8. Modern Convolutional Neural Networks — Dive into Deep Learning 1.0.0-beta0 documentation

8.

Modern Convolutional Neural Networks¶

Now that we understand the basics of wiring together CNNs, let’s take a
tour of modern CNN architectures. This tour is, by necessity,
incomplete, thanks to the plethora of exciting new designs being added.
Their importance derives from the fact that not only can they be used
directly for vision tasks, but they also serve as basic feature
generators for more advanced tasks such as tracking
(Zhang et al., 2021), segmentation
(Long et al., 2015), object detection
(Redmon and Farhadi, 2018), or style transformation
(Gatys et al., 2016). In this chapter, most sections
correspond to a significant CNN architecture that was at some point (or
currently) the base model upon which many research projects and deployed
systems were built. Each of these networks was briefly a dominant
architecture and many were winners or runners-up in the ImageNet
competition which has
served as a barometer of progress on supervised learning in computer
vision since 2010. It is only recently that Transformers have begun to
displace CNNs, starting with
Dosovitskiy et al. (2021) and followed by the Swin
Transformer (Liu et al., 2021). We will cover this development later
in the chapter on Attention Mechanisms and Transformers.

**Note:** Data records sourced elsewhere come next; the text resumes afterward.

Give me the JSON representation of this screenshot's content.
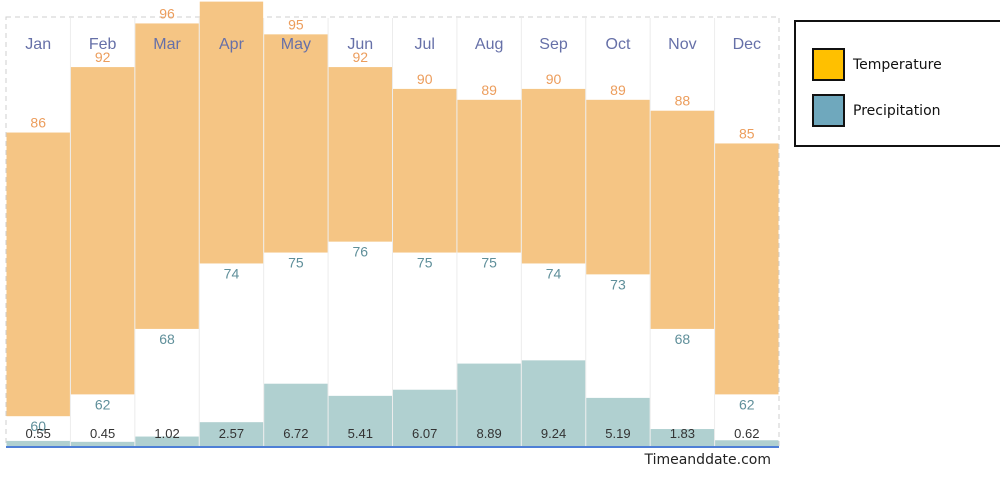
{
  "chart_data": {
    "type": "bar",
    "categories": [
      "Jan",
      "Feb",
      "Mar",
      "Apr",
      "May",
      "Jun",
      "Jul",
      "Aug",
      "Sep",
      "Oct",
      "Nov",
      "Dec"
    ],
    "series": [
      {
        "name": "Temperature",
        "high": [
          86,
          92,
          96,
          98,
          95,
          92,
          90,
          89,
          90,
          89,
          88,
          85
        ],
        "low": [
          60,
          62,
          68,
          74,
          75,
          76,
          75,
          75,
          74,
          73,
          68,
          62
        ]
      },
      {
        "name": "Precipitation",
        "values": [
          0.55,
          0.45,
          1.02,
          2.57,
          6.72,
          5.41,
          6.07,
          8.89,
          9.24,
          5.19,
          1.83,
          0.62
        ]
      }
    ],
    "title": "",
    "xlabel": "",
    "ylabel": "",
    "temperature_range": [
      30,
      105
    ],
    "precipitation_range": [
      0,
      40
    ],
    "grid": true,
    "legend": {
      "placement": "right",
      "items": [
        {
          "label": "Temperature",
          "color": "#ffc000"
        },
        {
          "label": "Precipitation",
          "color": "#6fa8bd"
        }
      ]
    },
    "source": "Timeanddate.com"
  },
  "colors": {
    "temperature_bar": "#f5c584",
    "precipitation_bar": "#b0d0d0",
    "high_label": "#ec9d5c",
    "low_label": "#5f8f9a",
    "month_label": "#6670a8"
  }
}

While the idea of deep neural networks is quite simple (stack together
a bunch of layers), performance can vary wildly across architectures and
hyperparameter choices. The neural networks described in this chapter
are the product of intuition, a few mathematical insights, and a lot of
trial and error. We present these models in chronological order, partly
to convey a sense of the history so that you can form your own
intuitions about where the field is heading and perhaps develop your own
architectures. For instance, batch normalization and residual
connections described in this chapter have offered two popular ideas for
training and designing deep models, both of which have since been
applied to architectures beyond computer vision, too.

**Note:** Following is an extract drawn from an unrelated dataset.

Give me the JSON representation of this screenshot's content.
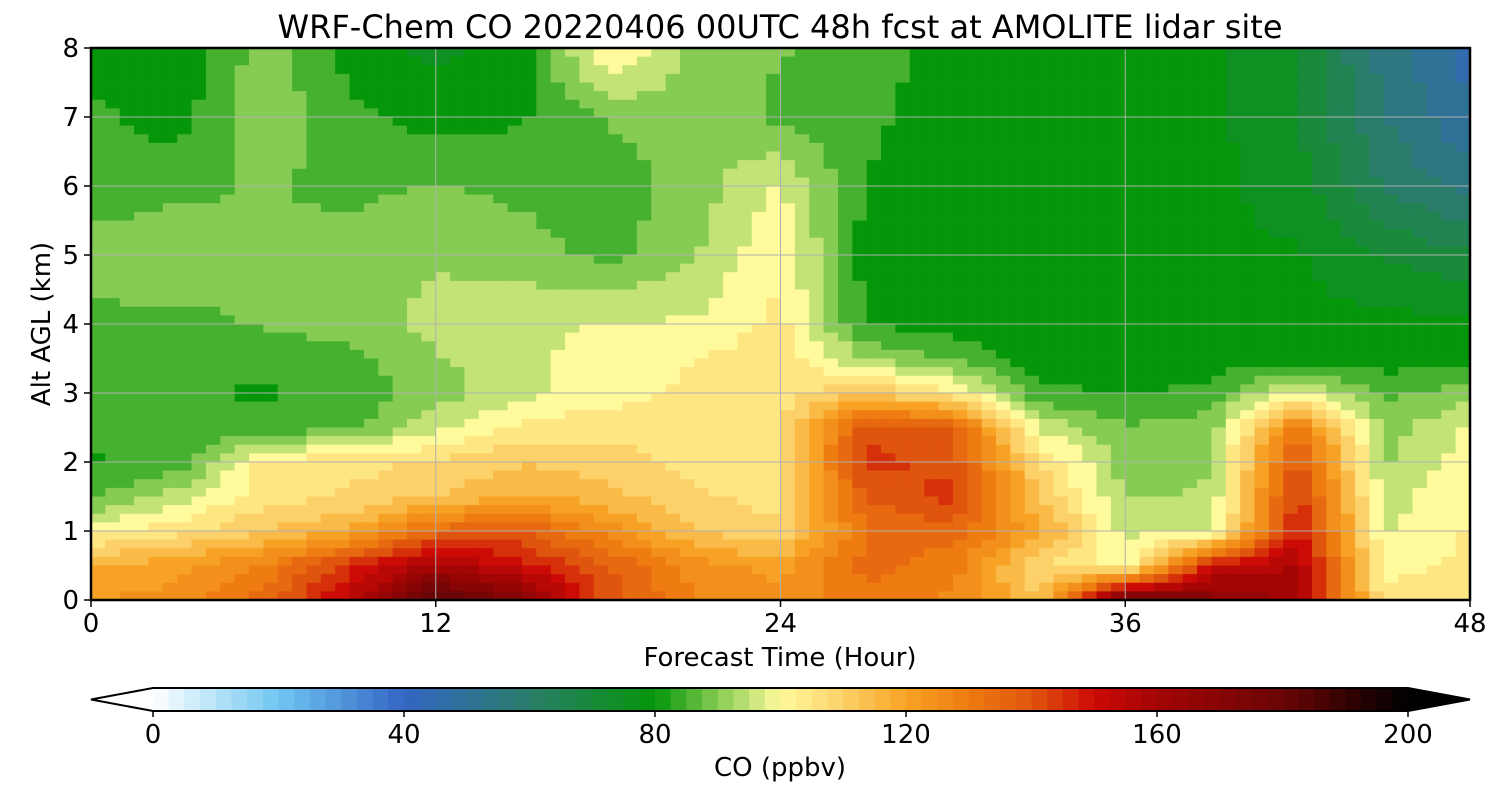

We begin our tour of modern CNNs with AlexNet
(Krizhevsky et al., 2012), the first large-scale
network deployed to beat conventional computer vision methods on a
large-scale vision challenge; the VGG network
(Simonyan and Zisserman, 2014), which makes use of a number of
repeating blocks of elements; the network in network (NiN) that
convolves whole neural networks patch-wise over inputs
(Lin et al., 2013); GoogLeNet that uses networks with
multi-branch convolutions (Szegedy et al., 2015); the
residual network (ResNet) (He et al., 2016), which remains
some of the most popular off-the-shelf architectures in computer vision;
ResNeXt blocks (Xie et al., 2017) for sparser
connections; and DenseNet (Huang et al., 2017) for
a generalization of the residual architecture. Over time many special
optimizations for efficient networks were developed, such as coordinate
shifts (ShiftNet) (Wu et al., 2018). This culminated in the
automatic search for efficient architectures such as MobileNet v3
(Howard et al., 2019). It also includes the
semi-automatic design exploration of
Radosavovic et al. (2020) that led to the
RegNetX/Y which we will discuss later in this chapter. The work is
instructive insofar as it offers a path to marry brute force computation
with the ingenuity of an experimenter in the search for efficient design
spaces. Of note is also the work of Liu et al. (2022) as it
shows that training techniques (e.g., optimizers, data augmentation, and
regularization) play a pivotal role in improving accuracy. It also shows
that long-held assumptions, such as the size of a convolution window,
may need to be revisited, given the increase in computation and data. We
will cover this and many more questions in due course throughout this
chapter.